Decatur City Schools didn’t bother giving much feedback to the legislative delegation as they worked through the thorny problem this year, according to a press release from the DeKalb County School System reported by Decaturish today. Instead, Decatur waited until the bill passed in legislation — without a single vote against it — before bringing their objections directly to Kemp.
The law would have prevented Atlanta’s annexations around Emory University and Druid Hills from either taking children out of the DeKalb school system, or (critically) taking the lucrative commercial and high-value residential tax base along with those children.

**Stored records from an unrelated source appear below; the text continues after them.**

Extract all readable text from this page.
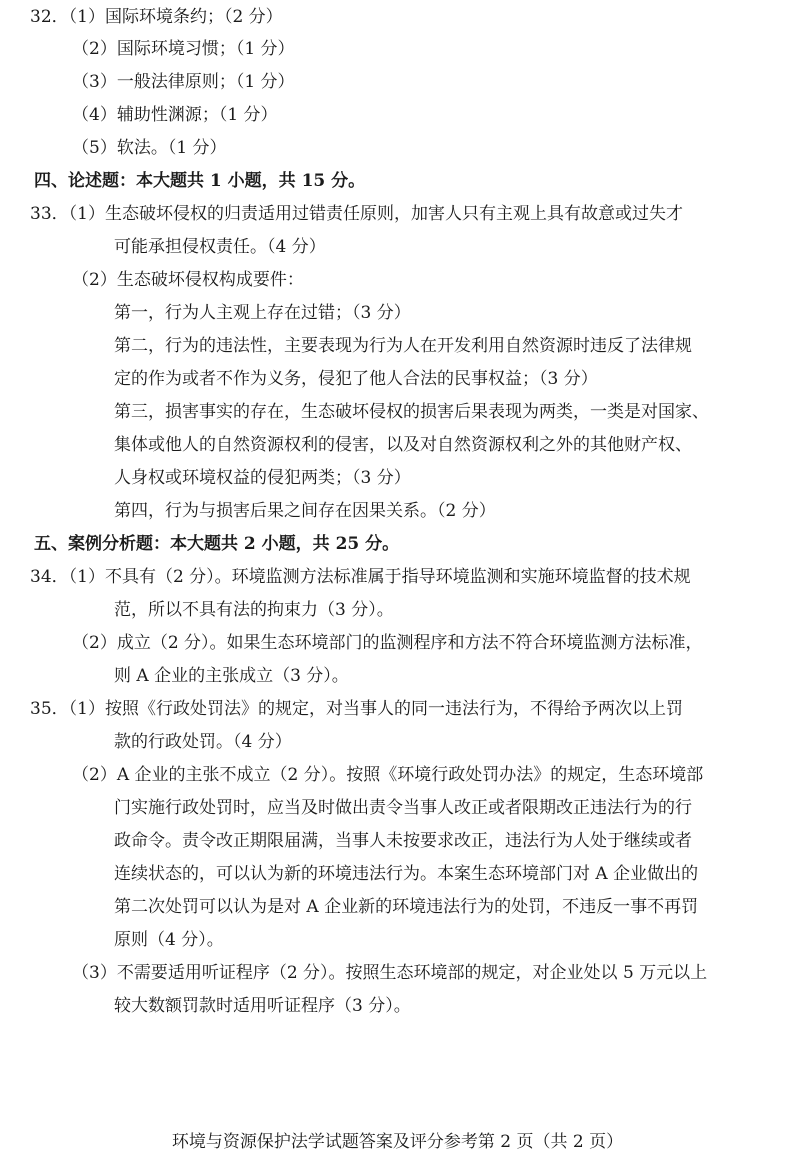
32．（1）国际环境条约；（2 分）
（2）国际环境习惯；（1 分）
（3）一般法律原则；（1 分）
（4）辅助性渊源；（1 分）
（5）软法。（1 分）
四、论述题：本大题共 1 小题，共 15 分。
33．（1）生态破坏侵权的归责适用过错责任原则，加害人只有主观上具有故意或过失才
可能承担侵权责任。（4 分）
（2）生态破坏侵权构成要件：
第一，行为人主观上存在过错；（3 分）
第二，行为的违法性，主要表现为行为人在开发利用自然资源时违反了法律规
定的作为或者不作为义务，侵犯了他人合法的民事权益；（3 分）
第三，损害事实的存在，生态破坏侵权的损害后果表现为两类，一类是对国家、
集体或他人的自然资源权利的侵害，以及对自然资源权利之外的其他财产权、
人身权或环境权益的侵犯两类；（3 分）
第四，行为与损害后果之间存在因果关系。（2 分）
五、案例分析题：本大题共 2 小题，共 25 分。
34．（1）不具有（2 分）。环境监测方法标准属于指导环境监测和实施环境监督的技术规
范，所以不具有法的拘束力（3 分）。
（2）成立（2 分）。如果生态环境部门的监测程序和方法不符合环境监测方法标准，
则 A 企业的主张成立（3 分）。
35．（1）按照《行政处罚法》的规定，对当事人的同一违法行为，不得给予两次以上罚
款的行政处罚。（4 分）
（2）A 企业的主张不成立（2 分）。按照《环境行政处罚办法》的规定，生态环境部
门实施行政处罚时，应当及时做出责令当事人改正或者限期改正违法行为的行
政命令。责令改正期限届满，当事人未按要求改正，违法行为人处于继续或者
连续状态的，可以认为新的环境违法行为。本案生态环境部门对 A 企业做出的
第二次处罚可以认为是对 A 企业新的环境违法行为的处罚，不违反一事不再罚
原则（4 分）。
（3）不需要适用听证程序（2 分）。按照生态环境部的规定，对企业处以 5 万元以上
较大数额罚款时适用听证程序（3 分）。
环境与资源保护法学试题答案及评分参考第 2 页（共 2 页）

Decatur’s prized school system comes with relatively high taxes; about 61 cents of every property tax dollar in Decatur funds its schools, which spend about $2,000 more per student than DeKalb County does. Applied to Decatur, the law would mean Decatur couldn’t annex nearby commercial properties like Suburban Plaza to offset residential property taxes.
DeKalb politicians left and right are calling foul. DeKalb School Board member Marshall Orson called the decision, “very disappointing” and said it “continues the ongoing risk to DeKalb students.” Former Republican State Sen. Fran Millar accused Democrats of failing to follow through on the legislation, noting that the delegation no longer has a Republican interlocutor on the county’s behalf.
I am wondering how the basic blocking and tackling of DeKalb politics got this twisted.
Frank Underwood’s words ring in my ears. “Vote your district. Vote your conscience. Don’t surprise me.” Whatever else happens here, Decatur decided that this victory was worth surprising the DeKalb delegation, which might now be expected to look on Decatur’s future legislative agenda without particular charity, at least for a time.